Die KWO Halle 10 und 12 in Berlin-Oberschöneweide sind Teil eines außergewöhnlichen Industrieensembles mit weltgeschichtlicher Bedeutung. Am Standort des ehemaligen Kraftwerks Oberspree ließ Emil Rathenau mit der AEG 1897 eines der ersten Drehstromkraftwerke Europas errichten — ein Pilotprojekt, das die industrielle Elektrifizierung maßgeblich voranbrachte. Die historische Energie-Infrastruktur des Standorts bildet den passenden Hintergrund für Projekte, die selbst auf Zukunft, Innovation und digitale Transformation ausgerichtet sind.
Die Hallen waren nicht als Veranstaltungsstätten konfiguriert. Jede temporäre Nutzung erforderte eine vollständige nutzungsbedingte Brandschutzprüfung — von Grund auf, jedes Mal neu.

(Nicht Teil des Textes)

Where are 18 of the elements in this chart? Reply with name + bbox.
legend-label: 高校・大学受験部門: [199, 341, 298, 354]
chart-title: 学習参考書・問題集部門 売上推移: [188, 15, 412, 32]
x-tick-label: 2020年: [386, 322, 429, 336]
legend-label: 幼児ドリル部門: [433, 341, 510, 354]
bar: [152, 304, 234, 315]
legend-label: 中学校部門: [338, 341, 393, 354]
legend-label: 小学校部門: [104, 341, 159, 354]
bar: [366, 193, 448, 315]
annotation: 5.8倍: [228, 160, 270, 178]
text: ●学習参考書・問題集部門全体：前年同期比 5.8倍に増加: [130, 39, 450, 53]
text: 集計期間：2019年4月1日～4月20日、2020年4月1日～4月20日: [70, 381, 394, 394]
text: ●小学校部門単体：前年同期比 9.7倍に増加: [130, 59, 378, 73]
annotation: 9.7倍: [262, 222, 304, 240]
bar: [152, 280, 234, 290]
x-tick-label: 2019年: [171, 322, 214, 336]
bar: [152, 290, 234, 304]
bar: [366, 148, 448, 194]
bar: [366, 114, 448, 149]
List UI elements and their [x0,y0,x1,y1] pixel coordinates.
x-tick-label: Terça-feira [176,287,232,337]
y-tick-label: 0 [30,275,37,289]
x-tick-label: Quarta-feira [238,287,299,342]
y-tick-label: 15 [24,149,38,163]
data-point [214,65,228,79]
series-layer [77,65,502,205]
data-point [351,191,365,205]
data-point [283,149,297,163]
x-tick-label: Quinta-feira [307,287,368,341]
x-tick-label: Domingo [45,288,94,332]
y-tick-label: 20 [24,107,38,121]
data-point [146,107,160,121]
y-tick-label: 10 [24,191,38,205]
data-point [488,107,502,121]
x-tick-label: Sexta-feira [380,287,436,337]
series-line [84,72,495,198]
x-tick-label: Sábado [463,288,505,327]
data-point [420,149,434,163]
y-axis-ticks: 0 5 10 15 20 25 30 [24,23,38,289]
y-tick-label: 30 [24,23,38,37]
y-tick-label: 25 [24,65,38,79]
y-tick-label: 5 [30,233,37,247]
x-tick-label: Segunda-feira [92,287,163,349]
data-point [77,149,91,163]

Nicht ein Event, sondern eine Abfolge temporärer Veranstaltungen — jede als eigener Zyklus durch den Genehmigungsprozess. Jede Iteration verbesserte das Verständnis der Behördenanforderungen.
Bei denkmalgeschützten Gebäuden mit temporärer Nutzung gilt: jede Modifikation — auch kleine — löst eine neue vollständige Brandschutzprüfung aus. Das erfordert einen Projektmanager, der das System kennt.
Was als temporäre Umnutzung begann, wurde zur Grundlage einer der ungewöhnlichsten Event-Locations Berlins. MaHalla Berlin operiert heute ganzjährig — als direktes Resultat des iterativen Prozesses.
Was als temporäre Umnutzung für einzelne Veranstaltungen begann, wurde zur Ursprungsgeschichte einer der markantesten Event-Locations Berlins. MaHalla Berlin operiert heute ganzjährig — für Brand Activations, Festivals und kulturelle Produktionen. Das Projekt demonstrierte: die komplexesten regulatorischen Umgebungen, mit Methode und Geduld navigiert, können dauerhaften Wert freisetzen.